(He also mentioned setting up a website for homeowners to track the status of the permit. He’s new to this, so I don’t expect him to know the capability already exists, assuming you know your application number.)
To do this he is initiating an E-Plan submittal, which would allow architects to submit plans online, eliminating the need for paper drawings (and tree killing) to be shepherded to City Hall. Applause!!! Back in 2000 (yes, Chicago is getting to this 11 years later) my firm at the time worked with the City of San Diego to implement a similar program. Technology was different back then making the process a bit cumbersome, but we got it worked out. Unfortunately, the Building Commissioner left in the middle of the project for a plum job up the coast and the project died. It has not been resurrected. Today, though, it is much easier to transmit drawings with reduced file sizes via .pdf. What is missing from the announcement, though, is whether the Department of Zoning will also implement the program. If not, paper drawings will still have to schlepped to the zoning counter for their tedious review process. And will the Department of Public Health also be signing on? The Health Department has to review every restaurant, grocery store, or commercial kitchen project.
Lastly, the City will now require that half the estimated permit fee be paid up front to prevent already reviewed plans from being abandoned at City Hall. Chicago, again, is slow to conform. Most other cities have a separate plan check fee due up front, and a permit fee when the project is ready for issuance.
Everyone likes to complain about the Building Department (me included), however, they aren’t always to blame. Just most of the time. Here is what I think would help the department curb wait times.
– Over the counter service: Most cities in Southern California have an expedited permitting process that anyone can use (not just architects who are ‘self certified’), which allow for drawings to be reviewed by a plan examiner while you wait. (You, or your expeditor, actually waited right there in front of them so you could address any issues on the spot). This process was limited to ‘tenant improvement’ type work which required plans but did not involve any additions or work to the exterior building envelope. The City could easily dedicate existing, idle project managers to this role on a rotating basis allowing us to walk away with a permit that same day. The City currently has an EPP (Easy Permit Program) to deal with cosmetic work. This program could be made more robust to include more types of projects, thus lightening the load on the full time plan reviewers.

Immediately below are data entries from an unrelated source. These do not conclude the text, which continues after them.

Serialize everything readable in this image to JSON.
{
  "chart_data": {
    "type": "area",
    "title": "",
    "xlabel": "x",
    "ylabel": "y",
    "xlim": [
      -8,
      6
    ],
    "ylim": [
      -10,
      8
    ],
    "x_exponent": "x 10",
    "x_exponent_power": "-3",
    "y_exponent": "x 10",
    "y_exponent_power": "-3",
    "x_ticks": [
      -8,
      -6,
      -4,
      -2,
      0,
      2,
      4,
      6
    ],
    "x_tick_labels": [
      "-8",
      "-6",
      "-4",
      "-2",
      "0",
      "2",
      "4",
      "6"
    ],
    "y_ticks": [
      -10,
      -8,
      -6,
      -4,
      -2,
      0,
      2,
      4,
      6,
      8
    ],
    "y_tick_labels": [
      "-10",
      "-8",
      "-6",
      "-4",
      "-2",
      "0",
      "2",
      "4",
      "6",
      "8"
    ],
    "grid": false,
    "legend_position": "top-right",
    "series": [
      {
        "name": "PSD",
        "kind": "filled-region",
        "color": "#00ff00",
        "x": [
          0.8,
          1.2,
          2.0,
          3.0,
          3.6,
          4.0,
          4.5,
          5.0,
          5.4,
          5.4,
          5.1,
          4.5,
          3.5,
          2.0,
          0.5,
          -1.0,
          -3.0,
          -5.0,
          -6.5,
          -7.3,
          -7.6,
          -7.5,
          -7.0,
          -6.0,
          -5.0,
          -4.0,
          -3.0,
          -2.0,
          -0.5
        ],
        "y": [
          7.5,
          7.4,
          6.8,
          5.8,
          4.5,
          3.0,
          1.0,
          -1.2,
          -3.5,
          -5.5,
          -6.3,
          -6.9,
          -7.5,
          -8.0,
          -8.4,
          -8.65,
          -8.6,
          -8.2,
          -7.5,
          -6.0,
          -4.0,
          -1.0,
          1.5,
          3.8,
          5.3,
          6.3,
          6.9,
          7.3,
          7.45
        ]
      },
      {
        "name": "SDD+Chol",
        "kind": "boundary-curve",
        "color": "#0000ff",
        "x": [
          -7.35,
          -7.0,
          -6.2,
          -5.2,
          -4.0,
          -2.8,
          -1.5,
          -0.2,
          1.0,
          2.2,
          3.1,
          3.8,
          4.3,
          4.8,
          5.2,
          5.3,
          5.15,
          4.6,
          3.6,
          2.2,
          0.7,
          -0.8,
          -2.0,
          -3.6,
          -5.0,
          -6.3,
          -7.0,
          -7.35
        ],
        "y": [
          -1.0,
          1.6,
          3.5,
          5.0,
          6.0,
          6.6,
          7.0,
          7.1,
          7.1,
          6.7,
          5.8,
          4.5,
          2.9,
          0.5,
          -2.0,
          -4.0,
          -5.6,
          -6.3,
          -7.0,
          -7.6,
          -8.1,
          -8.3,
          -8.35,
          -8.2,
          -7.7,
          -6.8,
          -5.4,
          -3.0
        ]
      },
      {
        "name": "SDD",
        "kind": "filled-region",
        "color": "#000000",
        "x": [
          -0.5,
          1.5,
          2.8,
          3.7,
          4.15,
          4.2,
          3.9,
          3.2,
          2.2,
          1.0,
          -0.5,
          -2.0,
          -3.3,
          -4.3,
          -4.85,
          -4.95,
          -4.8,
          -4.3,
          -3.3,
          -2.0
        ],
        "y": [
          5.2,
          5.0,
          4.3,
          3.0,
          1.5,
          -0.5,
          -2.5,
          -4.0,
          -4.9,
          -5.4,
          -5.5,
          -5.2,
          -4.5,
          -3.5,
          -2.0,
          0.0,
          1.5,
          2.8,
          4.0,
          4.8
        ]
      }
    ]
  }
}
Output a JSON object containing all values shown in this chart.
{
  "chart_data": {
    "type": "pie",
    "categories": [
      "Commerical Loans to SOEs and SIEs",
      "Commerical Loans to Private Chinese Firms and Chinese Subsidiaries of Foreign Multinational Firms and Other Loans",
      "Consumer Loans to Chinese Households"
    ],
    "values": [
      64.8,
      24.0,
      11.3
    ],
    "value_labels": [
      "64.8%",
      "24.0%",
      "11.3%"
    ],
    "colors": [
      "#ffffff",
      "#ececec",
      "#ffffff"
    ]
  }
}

– Amalgamate the departments: Plain and simple, there are too many departments reviewing plans at City Hall. Every other jurisdiction I have worked in from coast to coast has, at maximum, 2 reviewers in their respective building departments that could possibly review plans. For a normal commercial project you would have a Life-Safety review, typically a structural engineer that would review for compliance with most of the Building Code, and an MEP (Mechanical, Electrical, and Plumbing) review, all three disciplines would be checked by one engineer. Compare that to The City of Chicago which has… are you ready?… 9 reviewers! Here they are: Architectural, Structural, Fire, Ventilation, Refrigeration, Plumbing, Electrical, MOPD (Mayor’s Office for People with Disabilities), and Environmental. We regularly get identical comments on drawings from two different reviewers. Suffice it to say, if the union issues can be worked out, less reviewers lobbing the drawings from one desk to the other would dramatically reduce wait times. Far more than any E-plan process could.
– Examiners should only return comments when the design might actually change: An all too often occurrence is when drawings are returned back for comments like “add this general note to the drawings”, or “revise the occupancy count from 60 to 65″. These are unnecessary and waste time. In all my time submitting drawings to the City, not once has there been a significant design change based on comments from plan reviewers. Not once. And why should there be. I am the licensed professional whose responsibility it is to ensure compliance with the building code. The amount of time wasted waiting for an appointment to see the plan reviewers just to show them that a general note was added or some other trivial element was revised to their liking is staggering. In the City’s defense, they have enacted a ‘certified corrections’ program that would eliminate the need for an ‘open plan review’ meeting, but the paperwork is too onerous to save any time.
I could go on, but lets start there.